Effective Demand And The Labor Market…Response To Simon Wren-Lewis

Simon Wren-Lewis wrote about Aggregate Demand and the Labour Market. He shows that an aggregate demand constraint can keep employment from reaching its natural rate. He is actually describing effective demand in his post. So I have made 2 changes to his title in the title of this post. I have changed aggregate demand to effective demand. Also I have changed the spelling of labour to labor, which is the American way to spell it. (When I was young I used to spell it labour because of my family’s Canadian background.)

He presented a graph with real wages on the y-axis and labor on the x-axis. He then drew the normal supply and demand curves in the labor market. The two lines cross at the natural rate of employment. Then he drew a vertical line to the left of the crossing point showing an aggregate demand constraint that can keep employment from reaching the natural rate.
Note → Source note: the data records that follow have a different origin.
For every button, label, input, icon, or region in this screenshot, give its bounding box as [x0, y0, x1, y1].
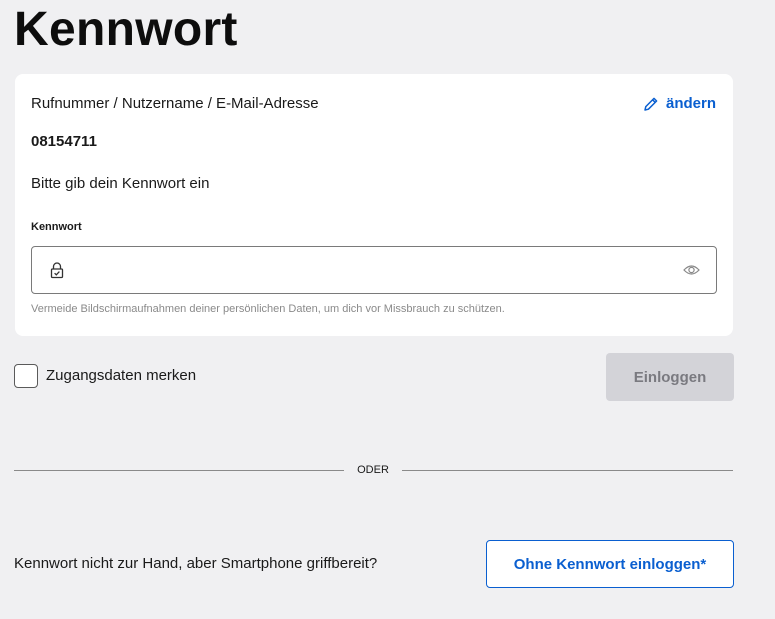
login-page: Kennwort Rufnummer / Nutzername / E-Mail… [0, 0, 775, 619]
lock-icon [50, 262, 64, 279]
password-prompt: Bitte gib dein Kennwort ein [31, 175, 210, 192]
remember-checkbox[interactable] [14, 364, 38, 388]
password-field[interactable] [31, 246, 717, 294]
page-title: Kennwort [14, 3, 238, 56]
change-user-link[interactable]: ändern [643, 94, 716, 114]
user-id-label: Rufnummer / Nutzername / E-Mail-Adresse [31, 95, 319, 112]
passwordless-question: Kennwort nicht zur Hand, aber Smartphone… [14, 555, 378, 572]
login-button[interactable]: Einloggen [606, 353, 734, 401]
login-card: Rufnummer / Nutzername / E-Mail-Adresse … [15, 74, 733, 336]
change-user-label: ändern [665, 95, 716, 112]
eye-icon[interactable] [683, 263, 700, 277]
divider-line-right [402, 470, 733, 471]
password-input[interactable] [78, 255, 668, 285]
passwordless-login-button[interactable]: Ohne Kennwort einloggen* [486, 540, 734, 588]
password-field-label: Kennwort [31, 221, 82, 233]
divider-text: ODER [357, 464, 389, 476]
divider-line-left [14, 470, 344, 471]
user-id-value: 08154711 [31, 133, 97, 150]
remember-label: Zugangsdaten merken [46, 367, 197, 384]
privacy-hint: Vermeide Bildschirmaufnahmen deiner pers… [31, 303, 505, 315]
pencil-icon [644, 97, 658, 111]
remember-credentials[interactable]: Zugangsdaten merken [14, 364, 196, 388]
I determine effective demand by labor share. I will change his graph by putting labor share on the y-axis instead of real wages. Then you not only reflect real wages but also the inverse relationship to productivity. What would the diagram look like with labor share on the y-axis?

Real wage = labor share * productivity
Labor share = real wage/productivity

So in my graph, if you hold productivity constant, the demand and supply curves are the same as found in the graph of Mr. Wren-Lewis.

The labor share of natural employment

 

ED and labor market 1

 

In this graph, the horizontal dashed line shows that the current labor share will allow the labor market to clear at the natural rate of employment.

Yet, you might be asking about productivity. How does productivity fit in?

The data shows that productivity will increase when labor employment falls to the left of the effective demand vertical line (green). But when labor employment returns to the vertical line, productivity stops increasing. So at the effective demand limit (green line) his graph and my graph are essentially the same.
That makes sense because being more productive at the effective demand limit creates production that may not be sold at a sticky real wage. So we solve a portion of the productivity puzzle here.